My inner Buddha peace is broken by the sound of one hand clapping.  Not metaphorically, but actually.  Just off the walkway is an elderly Nubian man who sits on the concrete step of his mud house and claps one hand closed to get my attention and call me over.  I oblige.
“Arabic,” he says in Arabic.
“No,” I reply in English.
“Francis?”
I count out the languages I half-speak on my fingers.  “English, Portuguese, Chinese, Spanish.”
He shakes his head no and counts on his fingers.  “Nubian, Arabic, Francis.”  We smile at each other in the realization that our languages don’t overlap.  He gestures for me to sit down so I do.
Some things you don’t need language for.  Names, family members, occupation, things like that; we talk about those things.  I point to the mainland and pantomime the pushiness of the Egyptian vendors.  I hold out my hands like I’m pushing a product on someone and repeat, “Buy, buy, buy.”  He laughs and nods his head in agreement.
About this time his Nubian wife comes out of the house.  There are heavy lines of age on her black face.  She looks at us and says something to her husband.  He says something back and gives a warm smile.  She smiles as well, responds, and goes back into the house.  In my mind the conversation went something like this,
“Who’s this?”
“I don’t know, he just showed up.”
“Are you going to do the chores?”
“Yeah, I’ll get to it.  But bring us some tea off the stove.”
“Okay, but don’t sit too long, you know we have company coming over in a few hours.”
A few moments later the woman reemerges with two cups of tea, hands one to each of us, and heads back into the house shaking her head.  The elderly man and I smile at each other and look across to the chickens in the neighbor’s yard.  And we sit, not really saying a word, not needing to, just drinking our tea.
After 20 minutes the elderly man reaches into his pocket and pulls out a pack of cigarettes.  He takes one out, puts it in his mouth, and lights it.  He hands me a cigarette.  I don’t smoke, I’ve never smoked, but I know in other countries, particularly in poor countries, everyone smokes.  I also know it’s the social thing to do, so I take the cigarette and smoke it the best I can.
 And so we sit silently, smoking our cigarettes and watching the chickens scratch at the dirt.  And the last of the anger flows out of me like rain.
 As I near the end of the cigarette a teenage Nubian boy, dressed in second hand American clothes, walks up.  He is taken aback when he sees me and says something to the elderly man.  The elderly man responds and the boy turns to me.

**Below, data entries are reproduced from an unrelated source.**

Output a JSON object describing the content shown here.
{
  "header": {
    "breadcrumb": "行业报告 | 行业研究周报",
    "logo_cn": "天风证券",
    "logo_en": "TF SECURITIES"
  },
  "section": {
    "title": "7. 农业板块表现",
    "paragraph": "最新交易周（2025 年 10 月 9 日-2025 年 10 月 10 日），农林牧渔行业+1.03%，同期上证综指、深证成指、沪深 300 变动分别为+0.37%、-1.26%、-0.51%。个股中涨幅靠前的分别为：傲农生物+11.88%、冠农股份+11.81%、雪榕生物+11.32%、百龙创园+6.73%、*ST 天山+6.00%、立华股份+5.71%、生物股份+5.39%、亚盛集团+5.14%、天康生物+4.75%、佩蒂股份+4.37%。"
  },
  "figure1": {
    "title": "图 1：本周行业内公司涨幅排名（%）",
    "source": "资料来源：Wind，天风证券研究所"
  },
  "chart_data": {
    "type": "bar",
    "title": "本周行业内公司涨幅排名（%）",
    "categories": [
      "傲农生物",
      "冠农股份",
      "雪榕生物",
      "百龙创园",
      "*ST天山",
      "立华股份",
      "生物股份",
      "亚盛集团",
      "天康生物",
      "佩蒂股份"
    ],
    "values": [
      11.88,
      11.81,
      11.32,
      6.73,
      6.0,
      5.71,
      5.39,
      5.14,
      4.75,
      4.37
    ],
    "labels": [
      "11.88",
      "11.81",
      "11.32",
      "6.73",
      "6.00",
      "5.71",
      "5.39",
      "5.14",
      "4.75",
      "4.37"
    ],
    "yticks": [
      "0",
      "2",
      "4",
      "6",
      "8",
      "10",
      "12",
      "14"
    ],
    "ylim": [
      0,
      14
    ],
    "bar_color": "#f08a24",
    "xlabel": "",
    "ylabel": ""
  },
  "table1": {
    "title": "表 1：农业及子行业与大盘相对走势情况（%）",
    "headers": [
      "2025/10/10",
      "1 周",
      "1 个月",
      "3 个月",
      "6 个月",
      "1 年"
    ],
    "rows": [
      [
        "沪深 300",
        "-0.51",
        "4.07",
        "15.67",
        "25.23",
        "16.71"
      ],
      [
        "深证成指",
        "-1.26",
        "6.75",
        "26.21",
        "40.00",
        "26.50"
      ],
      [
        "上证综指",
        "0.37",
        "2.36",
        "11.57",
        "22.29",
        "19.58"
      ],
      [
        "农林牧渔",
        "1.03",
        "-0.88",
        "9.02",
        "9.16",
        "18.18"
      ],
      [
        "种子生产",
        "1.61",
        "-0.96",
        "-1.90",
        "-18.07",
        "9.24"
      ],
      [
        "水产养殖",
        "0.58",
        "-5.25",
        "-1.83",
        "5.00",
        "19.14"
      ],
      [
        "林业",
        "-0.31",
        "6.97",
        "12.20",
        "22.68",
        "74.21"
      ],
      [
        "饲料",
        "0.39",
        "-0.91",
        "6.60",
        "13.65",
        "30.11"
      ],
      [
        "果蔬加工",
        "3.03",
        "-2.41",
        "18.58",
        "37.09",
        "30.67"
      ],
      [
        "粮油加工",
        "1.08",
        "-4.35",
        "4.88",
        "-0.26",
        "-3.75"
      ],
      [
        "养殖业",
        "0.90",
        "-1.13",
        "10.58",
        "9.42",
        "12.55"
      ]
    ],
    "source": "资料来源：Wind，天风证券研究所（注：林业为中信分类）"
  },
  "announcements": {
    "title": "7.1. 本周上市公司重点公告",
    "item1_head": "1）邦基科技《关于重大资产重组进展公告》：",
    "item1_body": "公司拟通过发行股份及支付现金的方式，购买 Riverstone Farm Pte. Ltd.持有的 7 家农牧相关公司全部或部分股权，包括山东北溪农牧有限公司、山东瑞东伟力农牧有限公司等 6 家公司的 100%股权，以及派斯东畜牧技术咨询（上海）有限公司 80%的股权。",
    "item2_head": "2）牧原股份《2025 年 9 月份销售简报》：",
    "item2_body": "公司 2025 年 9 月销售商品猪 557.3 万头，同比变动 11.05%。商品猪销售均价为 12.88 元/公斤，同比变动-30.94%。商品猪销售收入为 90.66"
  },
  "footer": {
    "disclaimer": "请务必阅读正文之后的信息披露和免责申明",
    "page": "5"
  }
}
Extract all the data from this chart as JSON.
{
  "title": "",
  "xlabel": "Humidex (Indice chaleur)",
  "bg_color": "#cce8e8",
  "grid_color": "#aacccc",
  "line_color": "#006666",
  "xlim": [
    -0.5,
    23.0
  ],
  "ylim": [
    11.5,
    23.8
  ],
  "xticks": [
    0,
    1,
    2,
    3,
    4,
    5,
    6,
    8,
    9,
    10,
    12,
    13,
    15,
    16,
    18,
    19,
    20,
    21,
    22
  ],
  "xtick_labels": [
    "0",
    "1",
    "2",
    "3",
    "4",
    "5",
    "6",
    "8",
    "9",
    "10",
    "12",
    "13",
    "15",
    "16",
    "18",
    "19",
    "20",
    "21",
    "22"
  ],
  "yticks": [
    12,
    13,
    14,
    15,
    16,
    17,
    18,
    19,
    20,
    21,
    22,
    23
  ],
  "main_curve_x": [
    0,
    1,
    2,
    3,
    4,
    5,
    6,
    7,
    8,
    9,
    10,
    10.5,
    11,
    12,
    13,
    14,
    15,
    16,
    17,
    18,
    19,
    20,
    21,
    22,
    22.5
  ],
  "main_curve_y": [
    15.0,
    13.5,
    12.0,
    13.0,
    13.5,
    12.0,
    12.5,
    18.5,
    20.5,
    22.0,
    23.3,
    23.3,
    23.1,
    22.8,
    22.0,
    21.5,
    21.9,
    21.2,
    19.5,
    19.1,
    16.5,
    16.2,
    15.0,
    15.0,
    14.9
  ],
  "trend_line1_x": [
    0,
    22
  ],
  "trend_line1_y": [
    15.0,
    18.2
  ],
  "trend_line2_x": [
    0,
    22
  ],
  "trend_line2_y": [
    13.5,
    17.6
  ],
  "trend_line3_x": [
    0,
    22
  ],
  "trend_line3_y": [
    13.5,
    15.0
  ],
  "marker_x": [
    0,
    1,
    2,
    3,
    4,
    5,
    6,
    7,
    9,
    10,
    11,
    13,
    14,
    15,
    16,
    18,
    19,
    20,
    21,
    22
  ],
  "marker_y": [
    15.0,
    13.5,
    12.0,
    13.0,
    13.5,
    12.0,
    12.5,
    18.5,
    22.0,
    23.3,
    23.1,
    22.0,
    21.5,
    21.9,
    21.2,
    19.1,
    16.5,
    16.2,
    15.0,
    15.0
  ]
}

 “I’m going to help my friend move a washing machine to his new house, would you like to come and help?”
 “You speak English?”
 “Yes, a little.  A Japanese man stayed with my family for six months and he spoke to me in English.”
 I turn to the elderly man and raise my eyebrows as if to say, “What do you think, is it okay to go?”  He smiles and nods his head in agreement.
 I put my hands on my knees and push myself up.  I turn to the elderly man, take off my hemp necklace, and hand it to him.  “Please tell him my girlfriend gave me this necklace, and she said I should give it to the first nice person I met.  I want him to have it.”
 The boy repeats the words to the elderly man, who takes the necklace with both hands, and nods his head in thanks.